What does this have to do with deployment? Everything. In and of ourselves we will not be able to stand up under the extreme demands of fighting this global war on terror. We will focus on the unfairness of it all. We will fear the unknown. We will let anger have the day, and we will take it all out on our spouse—the one we are supposed to love the most.
It is only in the power of the Holy Spirit, living in us, that we will have the ability to conquer bitterness, fear, anger . . . selfishness. And by thinking of our spouse and their struggles we can encourage them during this time of separation.
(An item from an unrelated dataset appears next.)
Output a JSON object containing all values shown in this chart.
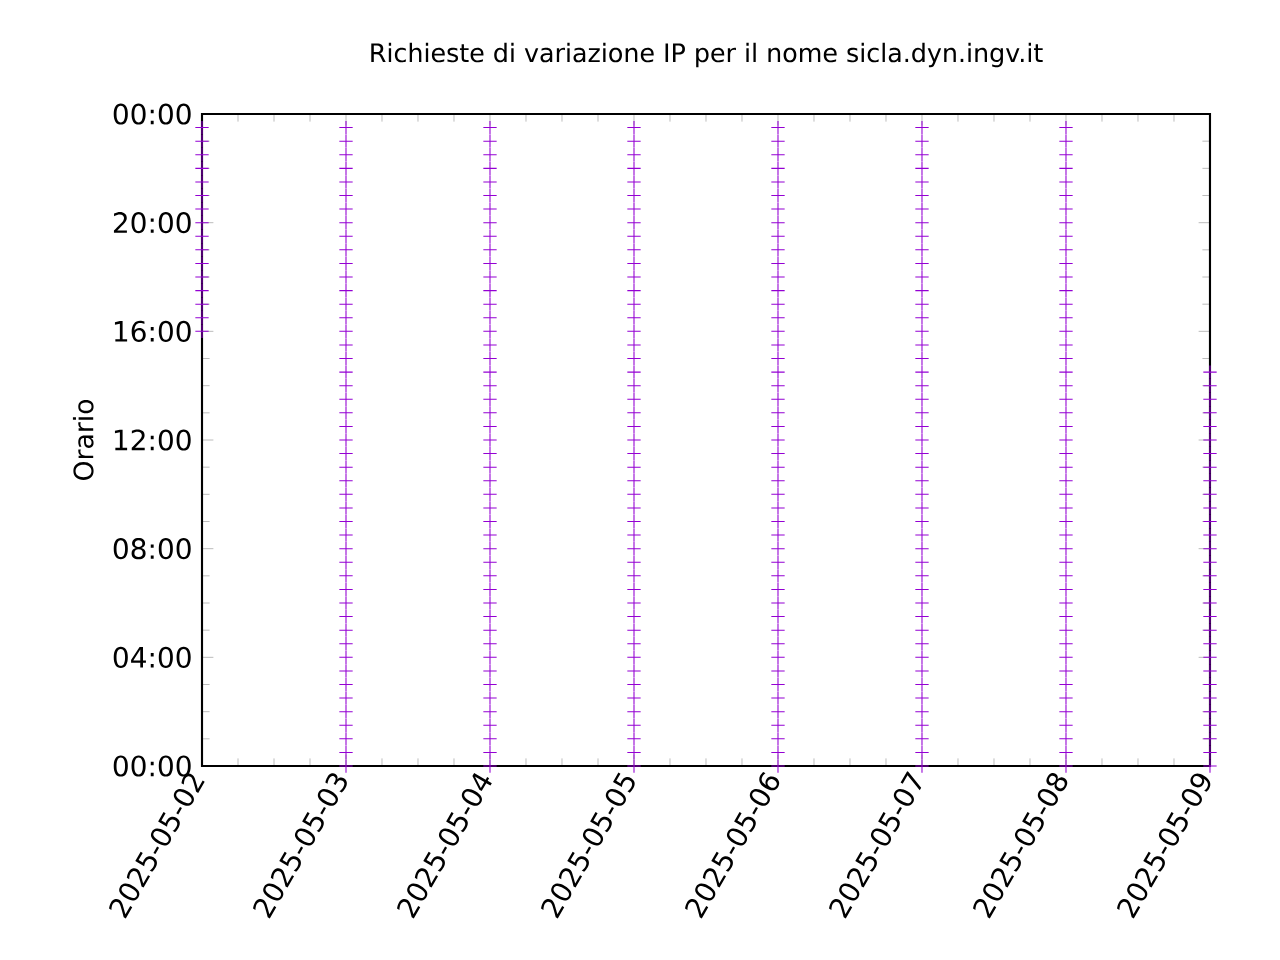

We are set free to serve one another in love—even when apart. We can ask the tough questions, like “How are you today?” “Do you know how much I love you?” “How can I pray for you?” And in doing that we are facing our fear . . . the fear of dying to self. And having faced that fear, we can truly begin to live.
Work cited:
Farrar, Steve, How to Ruin Your Life by 40 (Chicago: Moody Publishers, 2006)
Questions to Share:
1. Do you believe that, in your marriage, you have been successful at living out Philippians 2:3,4: “Do nothing out of selfish ambition or vain conceit, but in humility consider others better than yourselves. Each of you should look not only to your own interests, but also to the interests of others.”
2. During this deployment, how can you serve your spouse in love, considering their needs?